I’m sorry to say your photos aren’t showing for me. Are you aware that you can add more short rows if you want, if you choose to use short rows. You can also alter the number of stitches between turns and use more or fewer if that works better for you. I just do what looks like it should work when I do them. If it’s not right then I assess and rework them. I think you have a good idea of what you want to accomplish and will figure it out I’m sure. I use short row shaping in every sweater I make for myself to make the neck and sleeves fit better, also for too much bust. I like your idea of casting on part of the sweater then increasing or casting on more stitches at the ends of rows and will try it myself.

Huh. Wonder why the pics don’t show. I’ll try directly from my phone.
Knitted as per pattern:


Swatch using your tip to re-order the GSRs:

Swatch with provisional cast on and rows decreased at front edge, not short rows:

IMO the yellow looks best, then the one of above it. I like the per pattern one least. What are you thinking you’ll do? After all what works for you and gives the desired result is what matters.

I’ll do like the yellow one, except without the provisional CO. It looks tidiest to me to eliminate the short rows in the fabric, just increasing at the seams and edges. Your way is good, too, but has the short rows crossing the raglan line without increases, which interrupts it a bit visually. Hard to see in the dark yarn. I’m sure yet another re-write could account for increases on those short rows, but I’m kind of over this extended testing phase. I’ve learned a LOT, though, so it’s not like it’s wasted effort.
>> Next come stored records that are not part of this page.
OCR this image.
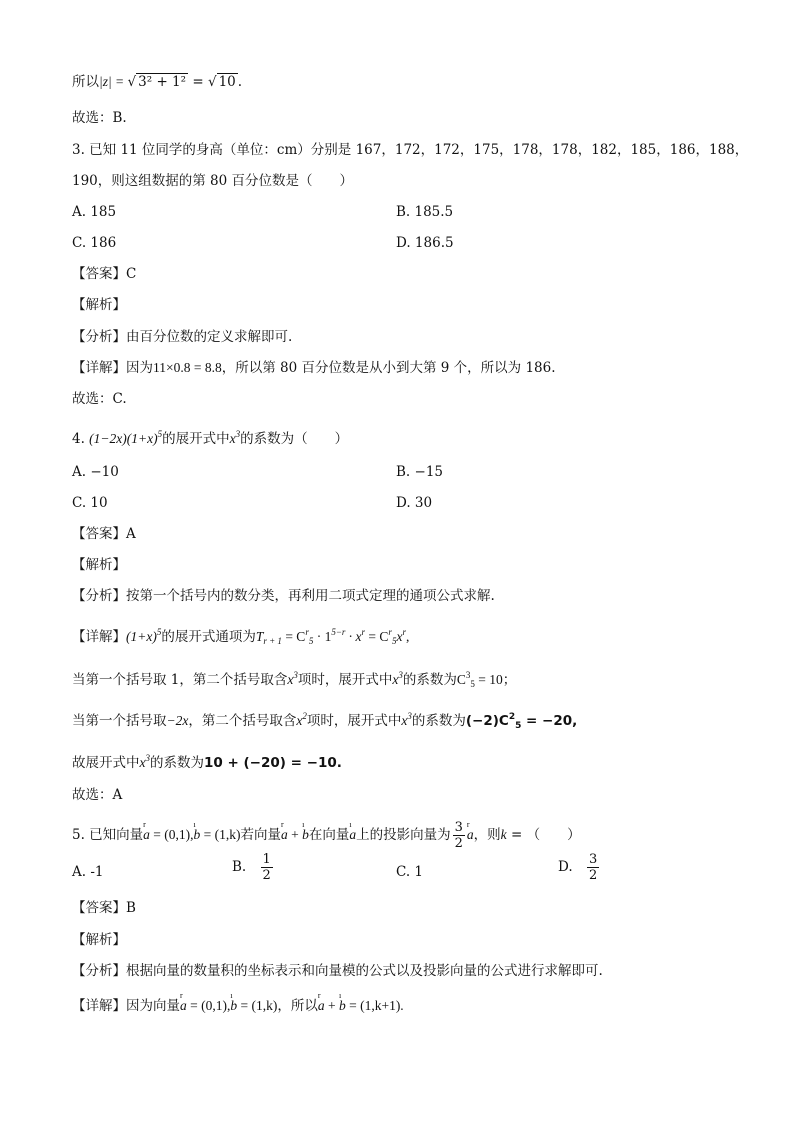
所以|z| = √ 3² + 1² = √ 10 .
故选：B.
3. 已知 11 位同学的身高（单位：cm）分别是 167，172，172，175，178，178，182，185，186，188，
190，则这组数据的第 80 百分位数是（　　）
A. 185	B. 185.5
C. 186	D. 186.5
【答案】C
【解析】
【分析】由百分位数的定义求解即可.
【详解】因为11×0.8 = 8.8，所以第 80 百分位数是从小到大第 9 个，所以为 186.
故选：C.
4. $(1-2x)(1+x)^5$的展开式中$x^3$的系数为（　　）
A. −10	B. −15
C. 10	D. 30
【答案】A
【解析】
【分析】按第一个括号内的数分类，再利用二项式定理的通项公式求解.
【详解】$(1+x)^5$的展开式通项为$T_{r + 1} = C^r_5 \cdot 1^{5-r} \cdot x^r = C^r_5x^r$,
当第一个括号取 1，第二个括号取含$x^3$项时，展开式中$x^3$的系数为$C^3_5 = 10$；
当第一个括号取−2x，第二个括号取含$x^2$项时，展开式中$x^3$的系数为$(-2)C^2_5 = -20$,
故展开式中$x^3$的系数为10 + (−20) = −10.
故选：A
5. 已知向量r a = (0,1),ı b = (1,k)若向量r a + ı b在向量ı a上的投影向量为 $\frac{3}{2}$
r a，则k = （　　）
A. -1	B. $\frac{1}{2}$	C. 1	D. $\frac{3}{2}$
【答案】B
【解析】
【分析】根据向量的数量积的坐标表示和向量模的公式以及投影向量的公式进行求解即可.
【详解】因为向量r a = (0,1),ı b = (1,k)，所以r a + ı b = (1,k+1).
I’m no help but cheering you on. My vote goes for the yellow test too, looks the neatest and most ordered.
Very nice.

Yes, just piling on here. Another vote for the yellow.
I had a pattern that began with a provisional and then went straight to short rows. I had to modify it to at least work a row before starting in on the short rows
I like your yellow solution!

When I work short rows across raglan lines I work the increases. I’ll work an extra stitch or two past the increase to avoid the turn in the increase stitch. Since I prefer working increases on the RS of the work that can take some on the fly fiddling and figuring and then one RS row might not get an increase on one raglan while the other does after the last short row is completed. In the end it doesn’t show.

IMO working short rows on the cast on row is not best practice. When I do pick up and knit set in sleeves (seamless) I work a full round into the cast on (picked up stitches) before beginning the short row shaping. After adjusting tension in the cast on round it looks a lot better than when I’ve done the short rows without a full round first.

I’ve also noticed that many knitters consider the cast on done when a crochet cast on in waste yarn is finished and do a row with knits and purls into it then the waste yarn is hard to remove. As I see it the actual cast on is with the project yarn and I learned the hard way to work it in all knits. Picking up stitches in a crochet chain has the cast on with project yarn so the first row worked into waste yarn stitches is achieving the same thing.